Viele muslimische und arabische Patienten erwarten nicht, dass Angehörige der Gesundheitsberufe ihnen von ihrer unheilbaren Krankheit erzählen oder sie daran erinnern. Hospizpflege kann der islamischen Familie helfen, eine kulturelle und religiöse Verpflichtung zu erfüllen, wenn der Fokus darauf liegt, den Patienten zu trösten, anstatt ihm zu helfen, den bevorstehenden Tod zu akzeptieren. Es ist nicht ungewöhnlich, dass muslimische Patienten die Hoffnung nicht aufgeben, weil sie glauben, dass Gott die Macht hat, Leben zu schaffen und den Tod zu verursachen.

Handgebrauch

Die linke Hand gilt in der muslimischen Kultur als unrein. Um Beleidigungen zu vermeiden, verwenden Sie die rechte Hand für die Verabreichung von Medikamenten, die Übergabe von Gegenständen an Patienten und die Unterstützung bei der Fütterung.

Psychische Erkrankungen

Psychische Erkrankungen werden im islamischen Glauben manchmal nicht gut verstanden. Einige glauben vielleicht, dass Depressionen nicht möglich sind, wenn die islamischen Grundsätze befolgt werden, und akzeptieren möglicherweise nicht die Notwendigkeit von Antidepressiva, Antiangstmitteln oder Antipsychotika. Dies kann ein erhebliches Problem für Patienten sein, bei denen häufige Erkrankungen wie Angstzustände, Depressionen, postpartale Depressionen oder Schizophrenie auftreten. Eine Methode, dies zu bekämpfen, besteht darin, diese Störungen ähnlich wie körperliche Beschwerden wie Bluthochdruck zu beschreiben, die einige Behandlungsbarrieren abbauen können.

Gebet

Das Gebet findet 5 mal am Tag statt. Wenn möglich, helfen Sie den Patienten bei der Bestimmung der Richtung nach Mekka. Sobald das Gebet beginnt, achten Sie darauf, dem Patienten Privatsphäre und einen Ort zum Beten zu geben. Vermeiden Sie Unterbrechungen; Es dauert in der Regel nur wenige Minuten. Bettlägerige Patienten können wählen, im Bett zu beten.
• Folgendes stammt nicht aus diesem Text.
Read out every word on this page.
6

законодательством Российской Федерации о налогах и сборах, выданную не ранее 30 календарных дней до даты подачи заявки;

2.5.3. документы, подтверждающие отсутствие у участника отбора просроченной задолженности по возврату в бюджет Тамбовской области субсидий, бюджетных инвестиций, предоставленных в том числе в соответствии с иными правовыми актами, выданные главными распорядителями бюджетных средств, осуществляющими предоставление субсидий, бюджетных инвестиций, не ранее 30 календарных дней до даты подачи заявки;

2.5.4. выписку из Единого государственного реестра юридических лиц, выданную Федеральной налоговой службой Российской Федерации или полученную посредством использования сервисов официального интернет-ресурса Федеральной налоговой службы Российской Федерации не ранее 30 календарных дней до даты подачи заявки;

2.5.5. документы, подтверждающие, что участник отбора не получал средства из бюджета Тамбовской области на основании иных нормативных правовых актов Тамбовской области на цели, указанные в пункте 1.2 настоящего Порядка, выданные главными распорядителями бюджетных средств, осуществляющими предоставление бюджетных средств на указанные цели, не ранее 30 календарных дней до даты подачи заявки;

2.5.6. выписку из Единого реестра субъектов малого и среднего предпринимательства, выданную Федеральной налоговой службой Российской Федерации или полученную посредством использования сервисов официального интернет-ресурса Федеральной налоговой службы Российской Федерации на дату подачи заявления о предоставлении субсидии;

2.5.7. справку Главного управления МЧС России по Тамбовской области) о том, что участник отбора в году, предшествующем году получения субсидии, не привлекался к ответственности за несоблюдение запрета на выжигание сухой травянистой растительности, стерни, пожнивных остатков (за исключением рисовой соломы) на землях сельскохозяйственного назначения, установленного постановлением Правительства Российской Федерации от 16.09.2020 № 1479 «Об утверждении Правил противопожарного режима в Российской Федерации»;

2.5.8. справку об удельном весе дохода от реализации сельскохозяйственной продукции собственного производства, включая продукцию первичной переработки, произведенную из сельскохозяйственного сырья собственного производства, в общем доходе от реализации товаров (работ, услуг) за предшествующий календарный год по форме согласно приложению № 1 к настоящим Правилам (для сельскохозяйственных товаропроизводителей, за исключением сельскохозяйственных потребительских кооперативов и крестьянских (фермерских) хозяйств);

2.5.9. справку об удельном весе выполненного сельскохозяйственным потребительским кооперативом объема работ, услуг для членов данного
Sexualität und häusliche Gewalt

Muslime vermeiden es, sexuelle Themen zu diskutieren. Gesundheitsdienstleister müssen sich dieser Probleme bewusst sein, damit sie sie kulturell sensibel angehen können, was das Vertrauen der Patienten in den Anbieter erhöht. Dies ist ein Gespräch, das von einem gleichgeschlechtlichen Anbieter durchgeführt werden sollte, vorzugsweise allein. Einige unverheiratete Frauen sind möglicherweise nicht mit Beckenuntersuchungen, Papanicolaou-Tests oder invasiven Vaginaluntersuchungen einverstanden, es sei denn, dies ist lebensbedrohlich. Obwohl Untersuchungen und Tests des Fortpflanzungssystems regelmäßig für verheiratete oder zuvor verheiratete Frauen durchgeführt werden, Eine alleinstehende Frau kann sich weigern oder zögern, weil solche Untersuchungen einen jungfräulichen weiblichen Status gefährden könnten. Diese Hindernisse für die reproduktive Gesundheit können es sehr schwierig machen, muslimische Frauen effektiv zu behandeln. Das Beste, was der Anbieter tun kann, ist, diese Dienste anzubieten und zu erklären, dass diese Dienste keine Schande oder ein bestimmtes Verhalten implizieren sollen, sondern eher vorbeugende Maßnahmen. Da Araber und Muslime dazu neigen, sexuelle Angelegenheiten privat zu halten, können Patienten vermeiden, Probleme mit sexuellen Beziehungen oder sexuellen Funktionsstörungen zu diskutieren, was es für medizinisches Fachpersonal schwierig macht, Probleme zu diagnostizieren und eine angemessene Beratung anzubieten.

Die Diskussion über das Risiko sexuell übertragbarer Krankheiten ist sehr sensibel, da sie als Abweichung von der Monogamie missverstanden werden kann. Es ist wichtig, die Gründe für die Fragen zu erklären, damit der Patient versteht, dass dies kein Angriff auf ihn oder sie persönlich ist.

Der Islam verbietet die Misshandlung von Frauen. Frauen sind jedoch möglicherweise nicht offen für häusliche Gewalt, weil sie befürchten, die Familie, die aus dem kulturellen Hintergrund bestimmter muslimischer Länder stammt, zu „entehren“. Aus diesem Grund sollten Frauen immer beruhigt sein, dass sie sich für Fragen häuslicher Gewalt öffnen können.